In-Line Inspection

An Improvement Over Pressure Testing for Pipeline Integrity Management

Structural Integrity recently performed probabilistic fracture mechanics (PFM) analysis of a gas transmission pipeline for a major U.S. operator. The analysis yielded interesting insights in several areas:

Pressure Testing versus In-Line Inspection

Pressure testing has long been considered the gold standard for assuring pipeline integrity. By testing at a factor (e.g., 1.25x or 1.5x) above the Maximum Allowable Operating Pressure (MAOP), any size critical flaws in the line would fail at this pressure level and are thus removed prior to future service. Subcritical flaws that remain after the test will be smaller than the critical flaw sizes during operation, and thus can be assumed to have some margin for growth before they become critical in service. Flaw growth rates can be calculated based on operational and environmental factors to establish a reassessment interval for future testing or inspections.

In-Line Inspection (ILI) technology has improved significantly in the areas of Probability Of Detection (POD) and flaw sizing accuracy, such that a greater level of safety may now be achieved through ILI. With accurate ILI and an associated repair criterion (i.e., repair all flaws greater than a specified size), smaller flaws and a greater numbers of flaws will be identified and repaired. This is particularly important when aggressive crack growth mechanisms are present, such as Stress Corrosion Cracking (SCC).

This point is illustrated in Figure 1 above, which presents the results of a probabilistic analysis of about 100 miles of gas transmission piping that had experienced an SCC failure and was subjected to a 100% ILI using advanced EMAT UT technology. The plots compare probability of failure versus time following the ILI or following a spike Hydrotest at a stress level equal to 100% of specified Minimum Yield Strength (SMYS).
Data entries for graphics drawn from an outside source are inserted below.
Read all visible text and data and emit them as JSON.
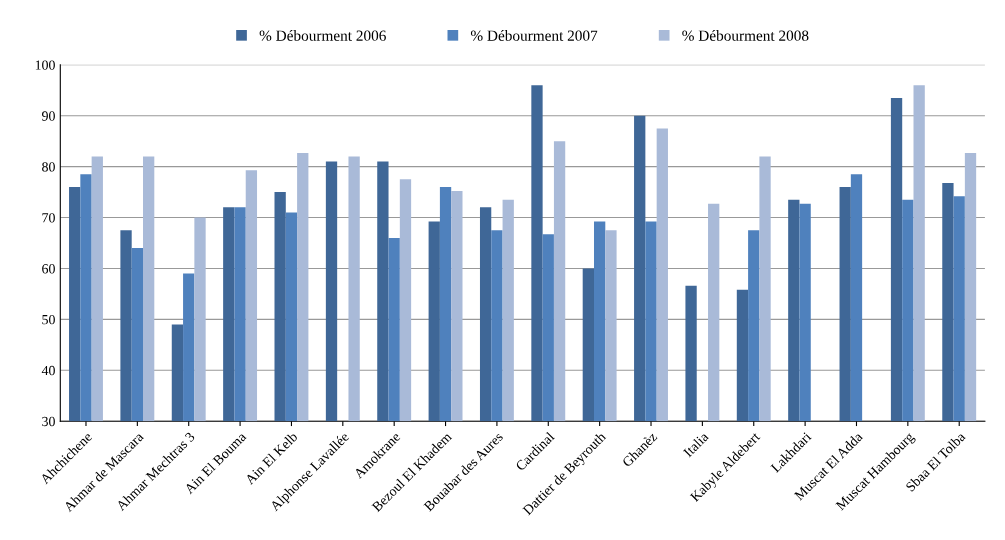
{
  "chart_data": {
    "type": "bar",
    "categories": [
      "Ahchichene",
      "Ahmar de Mascara",
      "Ahmar Mechtras 3",
      "Ain El Bouma",
      "Ain El Kelb",
      "Alphonse Lavallée",
      "Amokrane",
      "Bezoul El Khadem",
      "Bouabar des Aures",
      "Cardinal",
      "Dattier de Beyrouth",
      "Ghanèz",
      "Italia",
      "Kabyle Aldebert",
      "Lakhdari",
      "Muscat El Adda",
      "Muscat Hambourg",
      "Sbaa El Tolba"
    ],
    "series": [
      {
        "name": "% Débourment 2006",
        "color": "#3f6797",
        "values": [
          76,
          67.5,
          49,
          72,
          75,
          81,
          81,
          69.2,
          72,
          96,
          60,
          90,
          56.6,
          55.8,
          73.5,
          76,
          93.5,
          76.8
        ]
      },
      {
        "name": "% Débourment 2007",
        "color": "#4f81bd",
        "values": [
          78.5,
          64,
          59,
          72,
          71,
          null,
          66,
          76,
          67.5,
          66.7,
          69.2,
          69.2,
          null,
          67.5,
          72.7,
          78.5,
          73.5,
          74.2
        ]
      },
      {
        "name": "% Débourment 2008",
        "color": "#a9bad8",
        "values": [
          82,
          82,
          70,
          79.3,
          82.7,
          82,
          77.5,
          75.2,
          73.5,
          85,
          67.5,
          87.5,
          72.7,
          82,
          null,
          null,
          96,
          82.7
        ]
      }
    ],
    "ylim": [
      30,
      100
    ],
    "yticks": [
      30,
      40,
      50,
      60,
      70,
      80,
      90,
      100
    ],
    "grid": "y",
    "legend": "top"
  }
}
While the results are acceptable with both techniques, they show that EMAT ILI outperforms Hydrotest – i.e. the EMAT ILI probability of failure (red curve) is consistently about an order of magnitude lower than the Hydrotest probability (dashed curve). This is significant finding, as Hydrotesting can cost significantly more than ILI. In many cases, Hydrotesting is not a viable alternative since the pipeline is not looped or back-fed and therefore may not be taken out of service. A cautionary note, however, is that this result is highly dependent on the quality of the ILI technique. The above PFM analysis incorporated vendor-specified sizing error margins and PODs, which were validated via in-ditch and destructive measurements on a substantial number of detected features.

Reassessment Intervals

The PFM analysis can also provide guidance in establishing reassessment intervals. In theory, one just specifies an acceptable probability of failure (e.g., the horizontal green or yellow lines in Figure 1), and selects the intersection of that line with the applicable curve. For example, using the green line (10-4 failure probability), a 4-year reassessment interval is predicted for Hydro-test versus 6.7 years for EMAT ILI. Of course, acceptable failure probability is not obvious or easy to establish, so a perhaps more appropriate use of such PFM results is to evaluate existing reassessment guidance and make comparisons. For the subject pipeline, the operator’s internal SCC management plan specifies a 3-year Hydrotest interval when a failure has occurred. Referring to Figure 1, that interval corresponds to a rupture probability between the 10-4 and 10-5 lines. An equivalent integrity level could be achieved by instead performing EMAT ILI on a 5-year interval.

Evaluating Tradeoffs

Finally, the PFM analysis can be used to evaluate tradeoffs among specific provisions of an integrity management plan. For example, the Figure 1 ILI result was based on an ILI repair criterion that requires all detected flaws greater than AMSE B31.8S Category 2 (flaws that would fail at 125% of MAOP) to be repaired. In Figure 2, this criterion was enhanced to specify repair of >Category 2 flaws plus any detected flaws with lengths greater than 2 inches, regardless of depth. The results show that this enhanced repair criterion adds about 1 to 2 years to the 10-5 and 10-4 reassessment intervals. Thus, an operator can use these results to compare the economics of enhanced repair criteria versus extended reassessment intervals, while maintaining the same level of pipeline integrity. PFM evaluations such as this could be used to perform many types of integrity management cost-benefit evaluations.